Under CA law, a child born to a married woman living with her husband is presumed to be a child of a marriage.
The presumption of legitimacy may be rebutted only by the husband or wife, and then only in limited circumstances.
The presumption may be rebutted by blood tests only if done within the first 2 years of life upon request by the natural father or married father.
Carole and Gerald were married. Carole cheated on Gerald with Michael who got her pregnant.
Carole was sort of loose and hooked up with a few men over the course of the next few years while her child Victoria was growing up.
Eventually Carole settled down and moved back in with her Gerald.
Michael sued for visitation rights for Victoria; Gerald and Carole opposed.
Superior Court granted summary judgment, dismissed Michael's claim.
SCOTUS affirmed, dismissed Michael's claim.
Does the CA law violate the Due Process Clause by denying a possible biological father the chance to establish his paternity of a child after two years have passed since the child's birth?
A possible biological father does not have a fundamental right to obtain parental rights after the presumptive father has exercised significant responsibility over the child.
Defining the scope of the DPC is difficult and needs limits.
To limit and guide the interpretation of the DPC, the interest that is claimed to be fundamental must be one that is traditionally protected by our society.
"So rooted in the traditions and conscience of our people as to be ranked as fundamental."
The tradition here is that our nation respects the relationship within the unitary family.
Specifically, our traditions have protected the marital family against the sort of claim that Michael asserts.
The presumption of legitimacy was a fundamental principle of the common law.
There is no precedent about addressing specifically the power of the natural father to assert parental rights over a child born into a woman's existing marriage with another man.
Michael must prove that our society has traditionally afforded natural fathers parental rights or at least not traditionally denied them when the child is born into an established family.
Thus, it is irrelevant that the present law in a number of states appears to allow the natural father the theoretical power to rebut the marital presumption.
What counts is whether the states in fact award substantive parental rights to the natural father conceived within an existing marital union.
We are not aware of any case that has done so.
It is important that the scope of the right be properly constrained. Any right can be fundamental at a general level.
The scope of the right examined should be the most specific level at which a relevant tradition protecting, or denying protection to, the asserted right can be identified.
Here, to provide protection to an adulterous natural father is to deny protection to a marital father.

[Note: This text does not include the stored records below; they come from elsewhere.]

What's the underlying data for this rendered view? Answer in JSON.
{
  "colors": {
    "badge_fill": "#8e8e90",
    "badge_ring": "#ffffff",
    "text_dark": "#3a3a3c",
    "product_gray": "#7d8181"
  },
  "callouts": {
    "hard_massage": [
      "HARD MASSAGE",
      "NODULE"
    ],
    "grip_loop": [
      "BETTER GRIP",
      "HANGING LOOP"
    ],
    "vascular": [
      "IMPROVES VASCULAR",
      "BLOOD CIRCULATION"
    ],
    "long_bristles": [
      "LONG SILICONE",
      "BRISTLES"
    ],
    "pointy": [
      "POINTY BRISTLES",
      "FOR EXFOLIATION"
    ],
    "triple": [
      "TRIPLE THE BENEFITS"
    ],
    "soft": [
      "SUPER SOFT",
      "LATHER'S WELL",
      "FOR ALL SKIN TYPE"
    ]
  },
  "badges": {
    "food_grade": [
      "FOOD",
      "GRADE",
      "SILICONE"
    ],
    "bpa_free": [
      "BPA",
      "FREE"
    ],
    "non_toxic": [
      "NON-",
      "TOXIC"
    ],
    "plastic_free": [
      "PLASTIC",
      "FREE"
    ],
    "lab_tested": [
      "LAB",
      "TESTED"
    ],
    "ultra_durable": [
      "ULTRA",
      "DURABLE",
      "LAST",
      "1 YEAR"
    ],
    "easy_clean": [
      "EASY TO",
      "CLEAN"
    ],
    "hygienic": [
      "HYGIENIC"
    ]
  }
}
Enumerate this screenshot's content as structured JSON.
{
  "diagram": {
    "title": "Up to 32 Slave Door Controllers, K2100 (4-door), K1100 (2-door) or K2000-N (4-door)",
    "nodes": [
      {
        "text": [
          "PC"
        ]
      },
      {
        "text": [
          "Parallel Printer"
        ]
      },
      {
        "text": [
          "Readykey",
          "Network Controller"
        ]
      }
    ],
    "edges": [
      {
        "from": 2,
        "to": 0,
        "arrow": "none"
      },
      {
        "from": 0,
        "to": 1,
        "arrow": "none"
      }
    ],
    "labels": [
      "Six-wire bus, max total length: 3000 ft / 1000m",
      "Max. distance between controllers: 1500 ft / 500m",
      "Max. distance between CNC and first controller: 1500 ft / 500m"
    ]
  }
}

The majority is worried about the scope of the DPC and uses tradition. Tradition, however, is as malleable and elusive as the "liberty" referred to in the DPC.
Even if we did agree that tradition is appropriate to find fundamental rights, we would still be forced to identify the point at which a tradition becomes firm enough to be relevant to our definition of liberty and the moment at which it becomes too obsolete to be relevant any longer.
This tradition approach is found nowhere in precedent.
The majority's scope is too narrow, should look at parenthood as an interest.
The original reason for the presumption was uncertainty of paternity; in today's society, there is no more uncertainty as blood tests can prove conclusively who is a child's father.
The majority acts as if the only purpose of the DPC is to confirm the importance of interests already protected by a majority of the states.
Our 4 precedents in this area provide a theme: although an unwed father's biological link to his child does not, in and of itself, guarantee him a constitutional stake in his relationship with the child, such a link combined with a substantial parent child relationship will do so.
Michael had such a relationship with Victoria.
The right to custody of one's children is in question.